Excessive meetings are the blight of big companies and almost always get worse over time, Musk said. Please get rid of all large meetings, unless you’re certain they are providing value to the whole audience.
If you’re certain they’re offering something to the entire audience, he still recommends keeping them short.
Meetings at companies are often too long, but also too often, according to the Tesla co-founder.
That’s why you should avoid frequent meetings unless the matter concerned is “extremely urgent.”
“Meeting frequency should drop rapidly once the urgent matter is resolved,” he says. In many places, leaving a meeting abruptly might be construed as disrespectful but Musk suggests it’s ruder not to. “Walk out of a meeting or drop off a call as soon as it is obvious you aren’t adding value,” says Musk. “It is not rude to leave, it is rude to make someone stay and waste their time.”
Though Musk’s advice is with reference to his own company, the same recommendations can be applied to your own. “Don’t use acronyms or nonsense words for objects, software, or processes at Tesla,” he says. “In general, anything that requires an explanation inhibits communication.

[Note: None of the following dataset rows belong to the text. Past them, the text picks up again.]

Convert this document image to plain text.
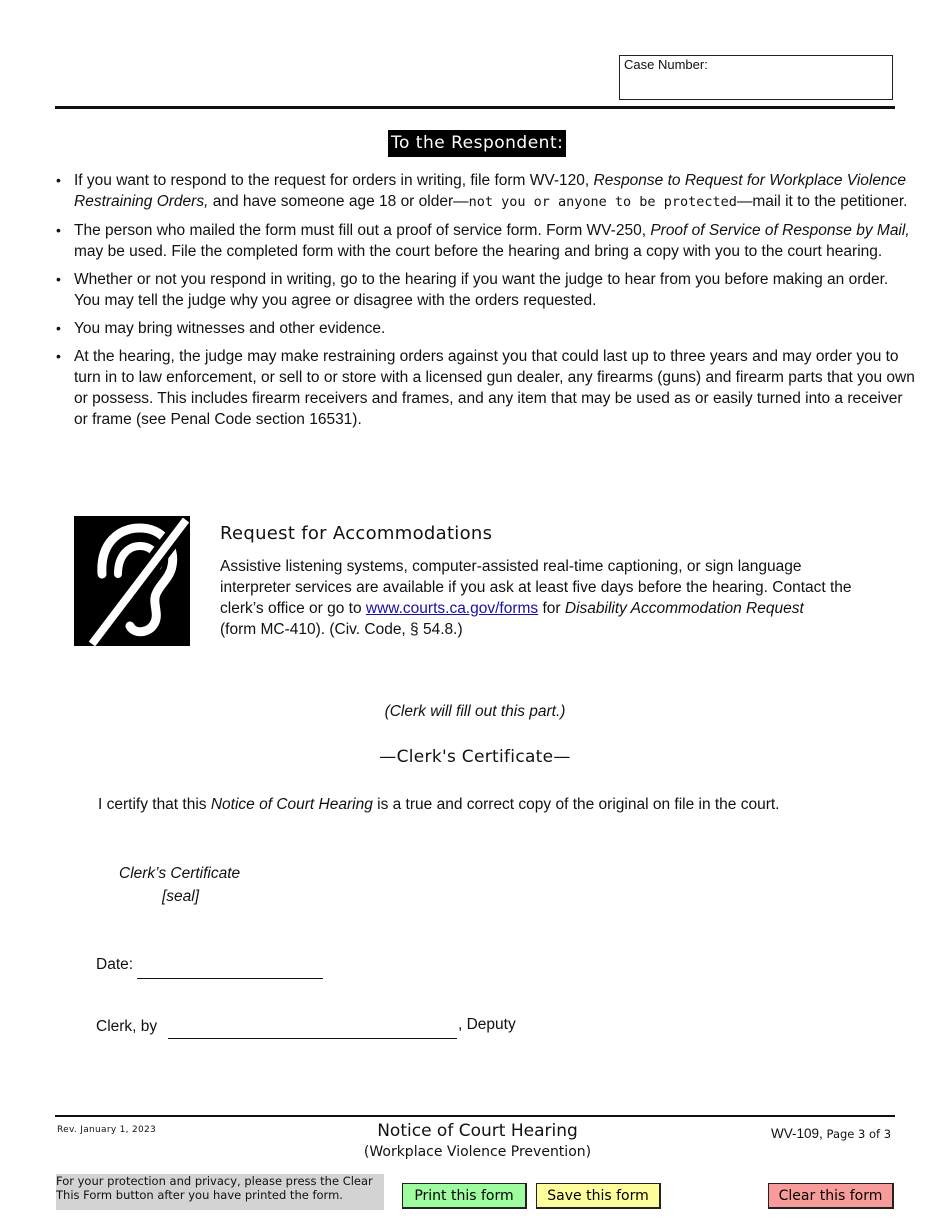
Case Number:
To the Respondent:
• If you want to respond to the request for orders in writing, file form WV-120, Response to Request for Workplace Violence Restraining Orders, and have someone age 18 or older—not you or anyone to be protected—mail it to the petitioner.
• The person who mailed the form must fill out a proof of service form. Form WV-250, Proof of Service of Response by Mail, may be used. File the completed form with the court before the hearing and bring a copy with you to the court hearing.
• Whether or not you respond in writing, go to the hearing if you want the judge to hear from you before making an order. You may tell the judge why you agree or disagree with the orders requested.
• You may bring witnesses and other evidence.
• At the hearing, the judge may make restraining orders against you that could last up to three years and may order you to turn in to law enforcement, or sell to or store with a licensed gun dealer, any firearms (guns) and firearm parts that you own or possess. This includes firearm receivers and frames, and any item that may be used as or easily turned into a receiver or frame (see Penal Code section 16531).
Request for Accommodations
Assistive listening systems, computer-assisted real-time captioning, or sign language interpreter services are available if you ask at least five days before the hearing. Contact the clerk’s office or go to www.courts.ca.gov/forms for Disability Accommodation Request
(form MC-410). (Civ. Code, § 54.8.)
(Clerk will fill out this part.)
—Clerk's Certificate—
I certify that this Notice of Court Hearing is a true and correct copy of the original on file in the court.
Clerk’s Certificate
[seal]
Date:
Clerk, by	, Deputy
Rev. January 1, 2023	Notice of Court Hearing
(Workplace Violence Prevention)
WV-109, Page 3 of 3
For your protection and privacy, please press the Clear This Form button after you have printed the form.	Print this form	Save this form	Clear this form
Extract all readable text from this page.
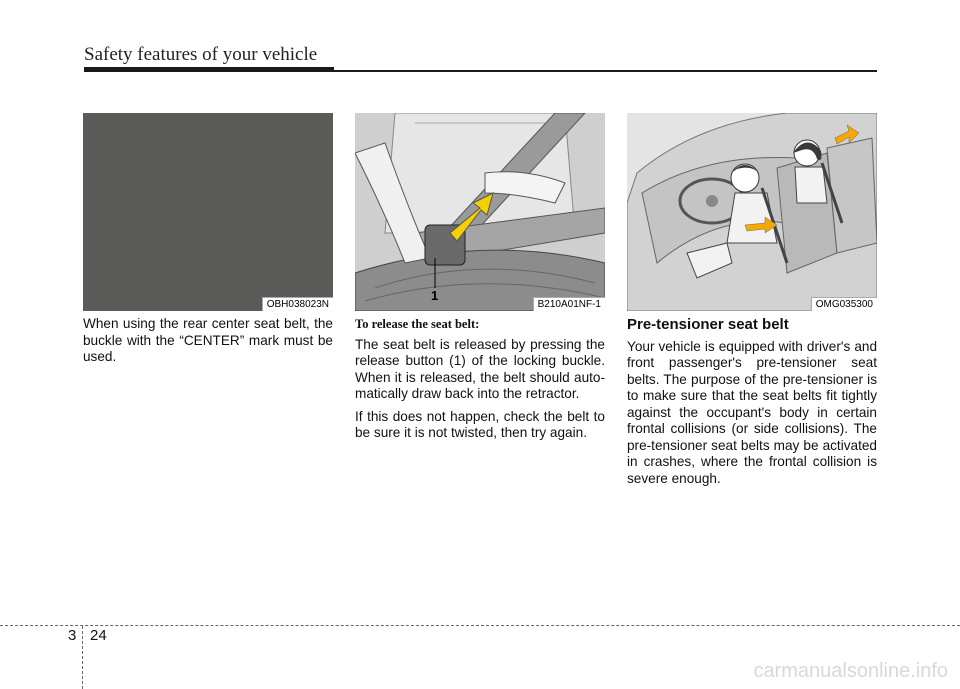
Safety features of your vehicle
OBH038023N
1
B210A01NF-1	OMG035300

When using the rear center seat belt, the buckle with the “CENTER” mark must be used.

To release the seat belt:

The seat belt is released by pressing the release button (1) of the locking buckle. When it is released, the belt should auto-matically draw back into the retractor.

If this does not happen, check the belt to be sure it is not twisted, then try again.

Pre-tensioner seat belt

Your vehicle is equipped with driver's and front passenger's pre-tensioner seat belts. The purpose of the pre-tensioner is to make sure that the seat belts fit tightly against the occupant's body in certain frontal collisions (or side collisions). The pre-tensioner seat belts may be activated in crashes, where the frontal collision is severe enough.

3 24
carmanualsonline.info
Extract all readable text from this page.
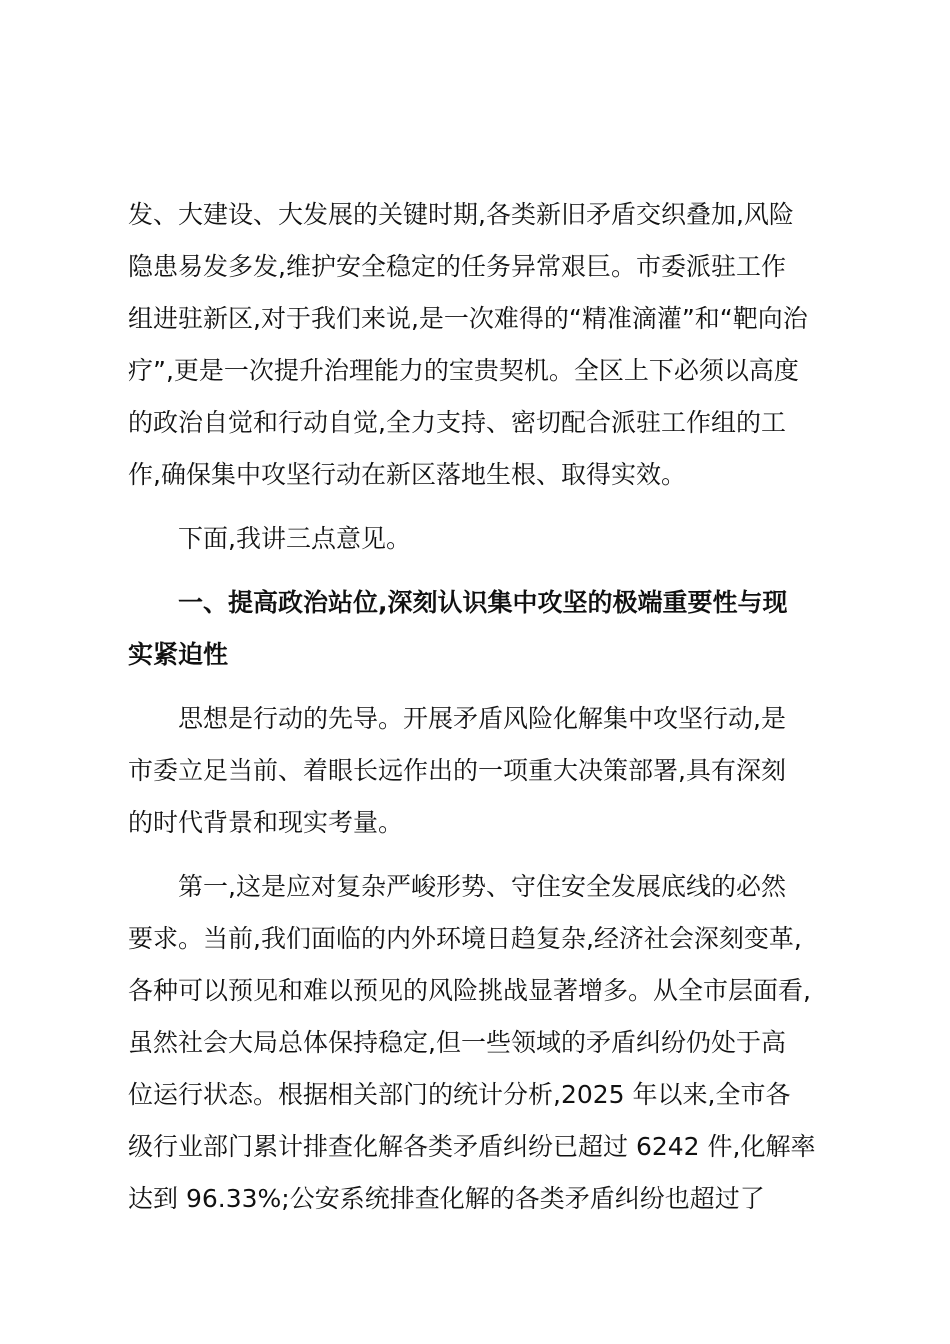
发、大建设、大发展的关键时期,各类新旧矛盾交织叠加,风险
隐患易发多发,维护安全稳定的任务异常艰巨。市委派驻工作
组进驻新区,对于我们来说,是一次难得的“精准滴灌”和“靶向治
疗”,更是一次提升治理能力的宝贵契机。全区上下必须以高度
的政治自觉和行动自觉,全力支持、密切配合派驻工作组的工
作,确保集中攻坚行动在新区落地生根、取得实效。
下面,我讲三点意见。
一、提高政治站位,深刻认识集中攻坚的极端重要性与现
实紧迫性
思想是行动的先导。开展矛盾风险化解集中攻坚行动,是
市委立足当前、着眼长远作出的一项重大决策部署,具有深刻
的时代背景和现实考量。
第一,这是应对复杂严峻形势、守住安全发展底线的必然
要求。当前,我们面临的内外环境日趋复杂,经济社会深刻变革,
各种可以预见和难以预见的风险挑战显著增多。从全市层面看,
虽然社会大局总体保持稳定,但一些领域的矛盾纠纷仍处于高
位运行状态。根据相关部门的统计分析,2025 年以来,全市各
级行业部门累计排查化解各类矛盾纠纷已超过 6242 件,化解率
达到 96.33%;公安系统排查化解的各类矛盾纠纷也超过了
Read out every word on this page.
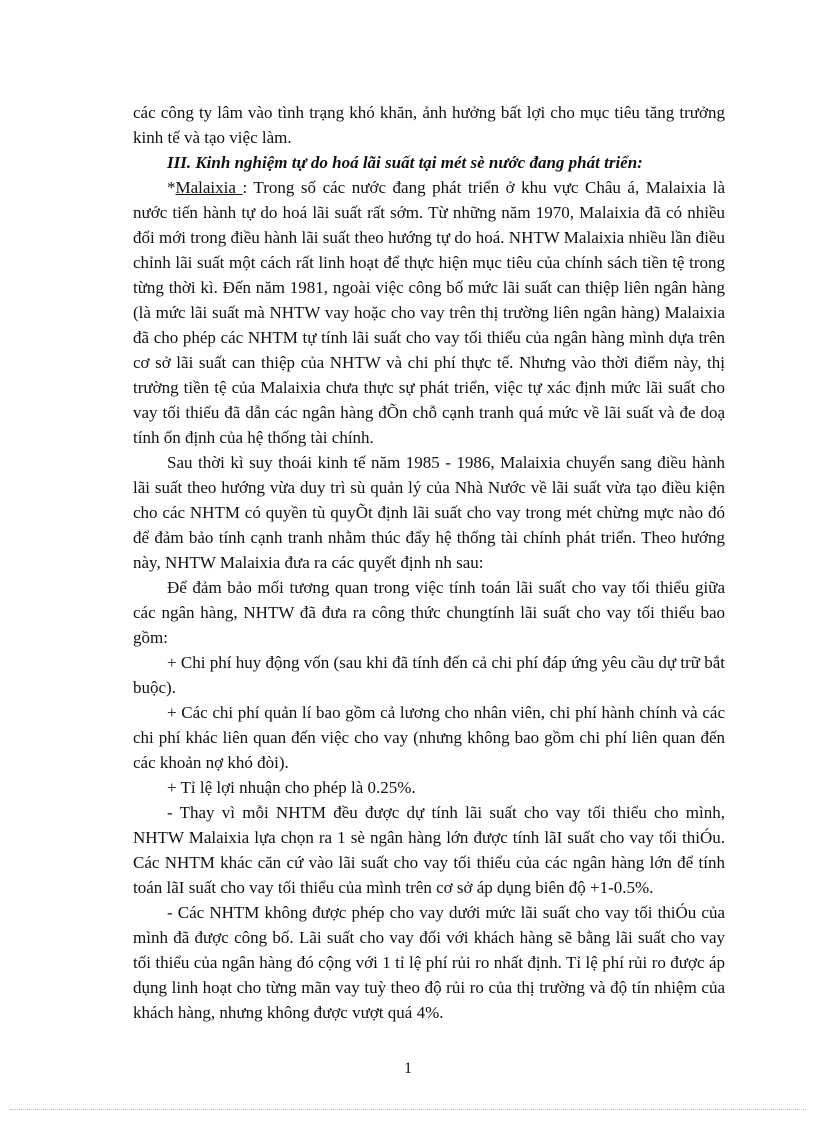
các công ty lâm vào tình trạng khó khăn, ảnh hưởng bất lợi cho mục tiêu tăng trưởng kinh tế và tạo việc làm.

III. Kinh nghiệm tự do hoá lãi suất tại mét sè nước đang phát triển:

*Malaixia : Trong số các nước đang phát triển ở khu vực Châu á, Malaixia là nước tiến hành tự do hoá lãi suất rất sớm. Từ những năm 1970, Malaixia đã có nhiều đổi mới trong điều hành lãi suất theo hướng tự do hoá. NHTW Malaixia nhiều lần điều chỉnh lãi suất một cách rất linh hoạt để thực hiện mục tiêu của chính sách tiền tệ trong từng thời kì. Đến năm 1981, ngoài việc công bố mức lãi suất can thiệp liên ngân hàng (là mức lãi suất mà NHTW vay hoặc cho vay trên thị trường liên ngân hàng) Malaixia đã cho phép các NHTM tự tính lãi suất cho vay tối thiểu của ngân hàng mình dựa trên cơ sở lãi suất can thiệp của NHTW và chi phí thực tế. Nhưng vào thời điểm này, thị trường tiền tệ của Malaixia chưa thực sự phát triển, việc tự xác định mức lãi suất cho vay tối thiểu đã dẫn các ngân hàng đÕn chỗ cạnh tranh quá mức về lãi suất và đe doạ tính ổn định của hệ thống tài chính.

Sau thời kì suy thoái kinh tế năm 1985 - 1986, Malaixia chuyển sang điều hành lãi suất theo hướng vừa duy trì sù quản lý của Nhà Nước về lãi suất vừa tạo điều kiện cho các NHTM có quyền tù quyÕt định lãi suất cho vay trong mét chừng mực nào đó để đảm bảo tính cạnh tranh nhằm thúc đẩy hệ thống tài chính phát triển. Theo hướng này, NHTW Malaixia đưa ra các quyết định nh sau:

Để đảm bảo mối tương quan trong việc tính toán lãi suất cho vay tối thiểu giữa các ngân hàng, NHTW đã đưa ra công thức chungtính lãi suất cho vay tối thiểu bao gồm:

+ Chi phí huy động vốn (sau khi đã tính đến cả chi phí đáp ứng yêu cầu dự trữ bắt buộc).

+ Các chi phí quản lí bao gồm cả lương cho nhân viên, chi phí hành chính và các chi phí khác liên quan đến việc cho vay (nhưng không bao gồm chi phí liên quan đến các khoản nợ khó đòi).

+ Tỉ lệ lợi nhuận cho phép là 0.25%.

- Thay vì mỗi NHTM đều được dự tính lãi suất cho vay tối thiểu cho mình, NHTW Malaixia lựa chọn ra 1 sè ngân hàng lớn được tính lãI suất cho vay tối thiÓu. Các NHTM khác căn cứ vào lãi suất cho vay tối thiểu của các ngân hàng lớn để tính toán lãI suất cho vay tối thiểu của mình trên cơ sở áp dụng biên độ +1-0.5%.

- Các NHTM không được phép cho vay dưới mức lãi suất cho vay tối thiÓu của mình đã được công bố. Lãi suất cho vay đối với khách hàng sẽ bằng lãi suất cho vay tối thiểu của ngân hàng đó cộng với 1 tỉ lệ phí rủi ro nhất định. Tỉ lệ phí rủi ro được áp dụng linh hoạt cho từng mãn vay tuỳ theo độ rủi ro của thị trường và độ tín nhiệm của khách hàng, nhưng không được vượt quá 4%.

1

We don’t want people to have to memorize a glossary just to function at Tesla.” While many might be concerned about disrespect or severing ties, Musk suggests that respecting the “chain of command isn’t always the best port of call when communicating about something.
“Communication should travel via the shortest path necessary to get the job done, not through the ‘chain of command’,” Musk says. “Any manager who tries to impose chain of command communication will soon find himself working elsewhere.”
“One of the main sources of problems is poor communication between departments,” Musk says.
He says this can be solved by allowing “free flow of information between all levels.” “If, in order to get something done between [departments], an individual contributor has to talk to their manager, who talks to a director, who talks to a VP, who talks to another VP, who talks to a director, who talks to a manager, who talks to someone doing the actual work, then super dumb things will happen,” he warns.
“If following a “company rule” is obviously ridiculous in a particular situation ... then the rule should change,” says Musk. “In general, always pick common sense as your guide.”